In terms of the coefficient of influence of economic dimension cross-efficiency on forest carbon sinks, the direct effect coefficient, indirect effect coefficient and total effect coefficient are 1.620, -3.089 and -1.469, respectively, indicating that every 1% change in the cross-efficiency of the economic dimension will lead to a change in the same direction of forest carbon sinks in the local region by -1.469%, of which the part of the influence from the independent variable in the local region is 1.620% and the part of the influence from the spillover effect of neighbouring regions is 1.620%. spillover effects from the neighbouring regions are -3.089%. Among them, only the direct effect passed the 1% significance test, and neither the indirect effect nor the total effect passed the 10% significance test, i.e., the cross-efficiency of economic dimensions in the local region does not have a significant indirect effect on the forest carbon sinks in the neighbouring regions. Regions with high economic levels can invest more resources into the production of forest carbon sinks, thus positively affecting the change of forest carbon sinks. Further, economic growth promotes technological progress and optimises the production process of forest carbon sinks, which in turn promotes an increase in forest carbon sinks.

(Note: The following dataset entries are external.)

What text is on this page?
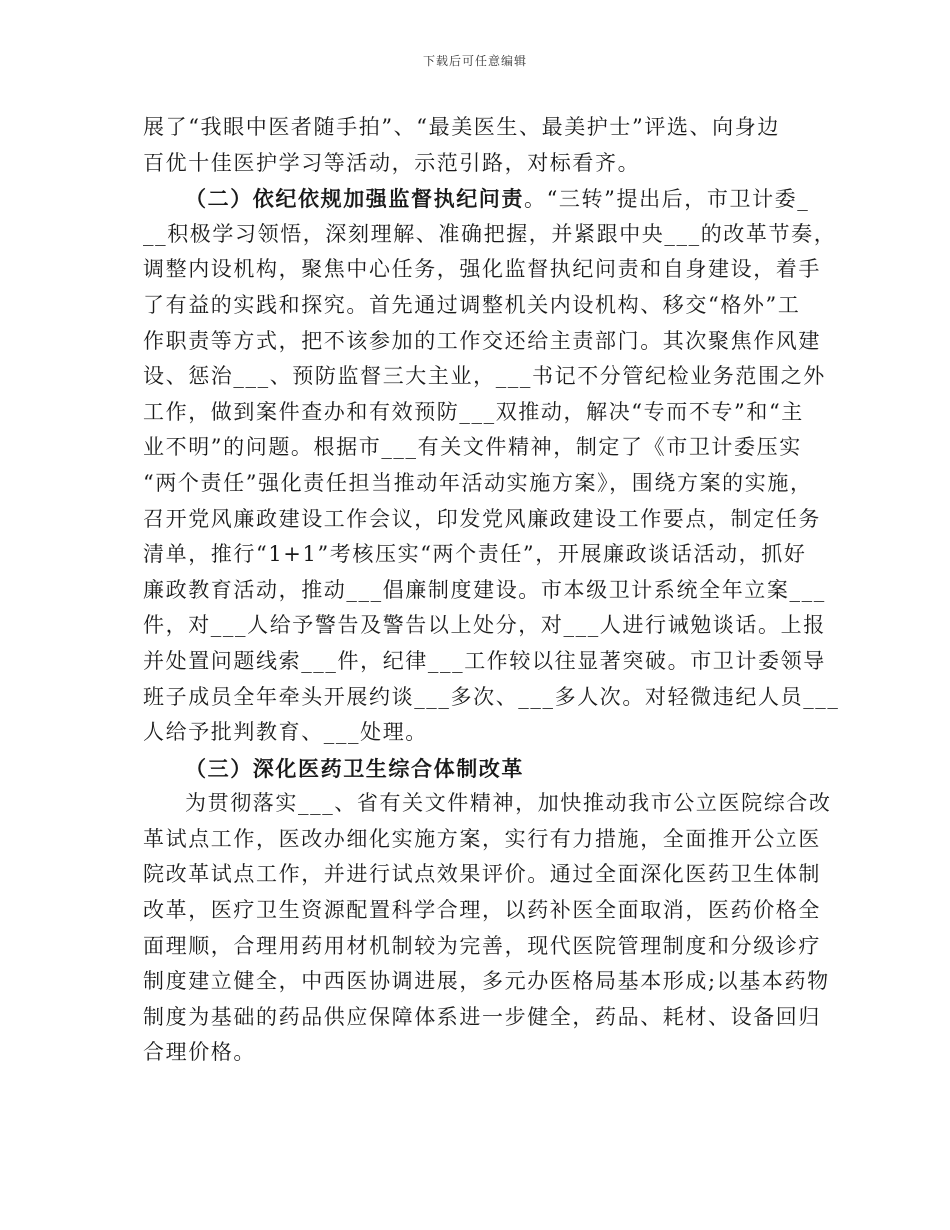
下载后可任意编辑
展了“我眼中医者随手拍”、“最美医生、最美护士”评选、向身边
百优十佳医护学习等活动，示范引路，对标看齐。
（二）依纪依规加强监督执纪问责。“三转”提出后，市卫计委_
__积极学习领悟，深刻理解、准确把握，并紧跟中央___的改革节奏，
调整内设机构，聚焦中心任务，强化监督执纪问责和自身建设，着手
了有益的实践和探究。首先通过调整机关内设机构、移交“格外”工
作职责等方式，把不该参加的工作交还给主责部门。其次聚焦作风建
设、惩治___、预防监督三大主业，___书记不分管纪检业务范围之外
工作，做到案件查办和有效预防___双推动，解决“专而不专”和“主
业不明”的问题。根据市___有关文件精神，制定了《市卫计委压实
“两个责任”强化责任担当推动年活动实施方案》，围绕方案的实施，
召开党风廉政建设工作会议，印发党风廉政建设工作要点，制定任务
清单，推行“1+1”考核压实“两个责任”，开展廉政谈话活动，抓好
廉政教育活动，推动___倡廉制度建设。市本级卫计系统全年立案___
件，对___人给予警告及警告以上处分，对___人进行诫勉谈话。上报
并处置问题线索___件，纪律___工作较以往显著突破。市卫计委领导
班子成员全年牵头开展约谈___多次、___多人次。对轻微违纪人员___
人给予批判教育、___处理。
（三）深化医药卫生综合体制改革
为贯彻落实___、省有关文件精神，加快推动我市公立医院综合改
革试点工作，医改办细化实施方案，实行有力措施，全面推开公立医
院改革试点工作，并进行试点效果评价。通过全面深化医药卫生体制
改革，医疗卫生资源配置科学合理，以药补医全面取消，医药价格全
面理顺，合理用药用材机制较为完善，现代医院管理制度和分级诊疗
制度建立健全，中西医协调进展，多元办医格局基本形成;以基本药物
制度为基础的药品供应保障体系进一步健全，药品、耗材、设备回归
合理价格。
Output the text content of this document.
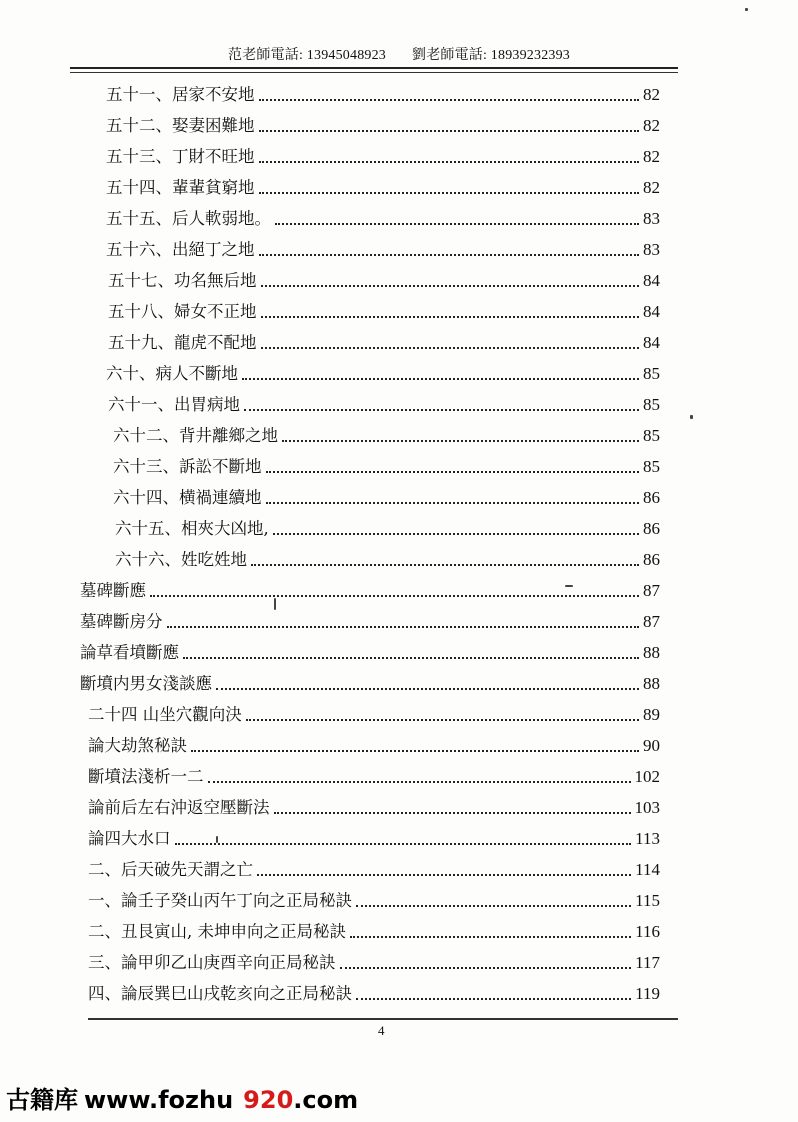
范老師電話: 13945048923 劉老師電話: 18939232393
五十一、居家不安地	82
五十二、娶妻困難地	82
五十三、丁財不旺地	82
五十四、輩輩貧窮地	82
五十五、后人軟弱地。	83
五十六、出絕丁之地	83
五十七、功名無后地	84
五十八、婦女不正地	84
五十九、龍虎不配地	84
六十、病人不斷地	85
六十一、出胃病地	85
六十二、背井離鄉之地	85
六十三、訴訟不斷地	85
六十四、横禍連續地	86
六十五、相夾大凶地,	86
六十六、姓吃姓地	86
墓碑斷應	87
墓碑斷房分	87
論草看墳斷應	88
斷墳内男女淺談應	88
二十四 山坐穴觀向決	89
論大劫煞秘訣	90
斷墳法淺析一二	102
論前后左右沖返空壓斷法	103
論四大水口	113
二、后天破先天謂之亡	114
一、論壬子癸山丙午丁向之正局秘訣	115
二、丑艮寅山, 未坤申向之正局秘訣	116
三、論甲卯乙山庚酉辛向正局秘訣	117
四、論辰巽巳山戌乾亥向之正局秘訣	119
4
古籍库 www.fozhu 920.com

In terms of the coefficient of influence of social dimension cross-efficiency on forest carbon sinks, both the direct effect, indirect effect and total effect are all significantly negative, with the direct effect coefficient, indirect effect coefficient and total effect coefficient being -5.967, -9.180 and -15.147, respectively, which means that every 1% change in social dimension cross-efficiency will lead to a homogeneous change of forest carbon sinks in the local region by -15.147%. which the part of the effect from the independent variable of the local region is -5.967% and the part of the effect from the spillover effect of the neighbouring region is -9.180%. And the direct, indirect and total effects passed the 1% significance test. Excessive forestry tourism can lead to the destruction of the natural environment, on the one hand, the inappropriate behavior of tourists during tourism may lead to the destruction of natural resources, on the other hand, tourism developers may lead to the destruction of the forest land to develop the tourism project, resulting in an ecological imbalance, which will hurt the forest carbon sink.